Teraz jednak powoli przekonuję się do aplikacji opartych na wtyczkach. Tak samo, jak Ty, Leszczu , przekonałeś sie do C# "bo tak się w życiu ułożyło", tak ja z podobnych przyczyn się przekonywałem do wspomnianych narzędzi: z prawdziwym bólem serca przerzuciłem się z Opery na Firefoksa, gdy okazało się, że aplikacje Google'a, z których korzystam coraz szerzej, z Operą za nic nie chcą współpracować. Ale gdy to zrobiłem, natychmiast poszukałem całej masy wtyczek, które nadają Firefoksowi funkcjonalność, za jaką pokochałem Operę:

  • All-In-One-Sidebar – operowy pasek z lewej strony, zawierający wszystko, co istotne (skróty, historię, pobierane pliki, wtyczki...) na wyciągnięcie jednego kliknięcia;
  • All-In-One-Gestures – z gestów myszy zacząłem tak naprawdę korzystać po przeczuceniu się na firefoksa;
  • Download Statusbar – świetny manager pobierań, zamiast tego pieprzonego firefoksowego okienka;

oraz wiele innych, które od tego czasu odkryłem, a których nie ma nawet w samej Operze, a ja nie wyobrażam sobie teraz bez nich życia:

  • Delicious Bookmarks – najważniejszy ze wszystkich dodatek, niezbędne narzędzie w momencie, gdy posiadam dwa komputery po dwa systemy na każdym, plus jeden w pracy, a do tego często korzystam z obcych komputerów, np. na zajęciach na studiach. Pozwala ono przechowywać swoje zakładki w jednym miejscu w sieci – na koncie na stronie http://del.icio.us – i mieć do nich dostęp poprzez stronę z każdego miejsca na świecie, a na własnej maszynie ten dostęp jest jeszcze prostszy dzięki tej właśnie wtyczce, połączonej ze wspomnianą All-in-One-Sidebar;
  • Tab Mix Plus – kapitalne narzędzie, rozszerzające funkcjonalność zakładek (np. wyświetlanie ich w wielu rzędach);
  • Web Developer i Firebug - potężne narzędzia developerskie.

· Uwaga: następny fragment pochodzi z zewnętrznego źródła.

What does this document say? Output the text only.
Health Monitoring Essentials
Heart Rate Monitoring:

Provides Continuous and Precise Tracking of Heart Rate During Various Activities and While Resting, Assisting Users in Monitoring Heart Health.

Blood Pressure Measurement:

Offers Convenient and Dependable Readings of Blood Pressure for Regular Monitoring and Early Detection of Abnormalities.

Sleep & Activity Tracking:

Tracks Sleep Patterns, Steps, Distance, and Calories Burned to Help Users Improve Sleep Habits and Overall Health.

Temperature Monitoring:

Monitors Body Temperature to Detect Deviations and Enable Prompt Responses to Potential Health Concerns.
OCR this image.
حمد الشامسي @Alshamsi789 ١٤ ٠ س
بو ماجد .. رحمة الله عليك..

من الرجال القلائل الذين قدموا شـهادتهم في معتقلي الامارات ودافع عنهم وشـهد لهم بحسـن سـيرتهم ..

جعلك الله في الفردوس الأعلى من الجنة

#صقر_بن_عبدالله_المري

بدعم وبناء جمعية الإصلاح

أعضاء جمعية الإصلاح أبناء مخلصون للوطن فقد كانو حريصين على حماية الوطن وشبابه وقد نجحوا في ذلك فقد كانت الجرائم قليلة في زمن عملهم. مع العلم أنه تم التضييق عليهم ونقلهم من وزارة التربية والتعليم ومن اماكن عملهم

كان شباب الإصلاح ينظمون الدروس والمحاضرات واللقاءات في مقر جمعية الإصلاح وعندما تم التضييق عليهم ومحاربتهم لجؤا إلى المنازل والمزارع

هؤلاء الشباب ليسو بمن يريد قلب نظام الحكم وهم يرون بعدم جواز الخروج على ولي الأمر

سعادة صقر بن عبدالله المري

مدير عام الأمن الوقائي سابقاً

Do tego stopnia sie już na ognistego lisa przestawiłem, że zwyczajnie nie potrafię już wrócić pod Operę, choć próbowałem.

Z Eclipse'a zacząłem korzystać, bo z niego korzystamy w pracy, i też pracę z nim zawsze rozpoczynam od pobrania potrzebnych mi wtyczek (Subclipse, Maven Integration) i może nie jest to łatwe, ale za to jakie daje możliwości – sam pisałeś o kapitalnych udogodnieniach developerskich, jakich to środowisko dostarcza. A jeśli chodzi o zasobożerność – czy Vista, przepraszam bardzo, nie jest zasobożerna? Nie jest, pod warunkiem, że się ma tych zasobów w ch*j ;)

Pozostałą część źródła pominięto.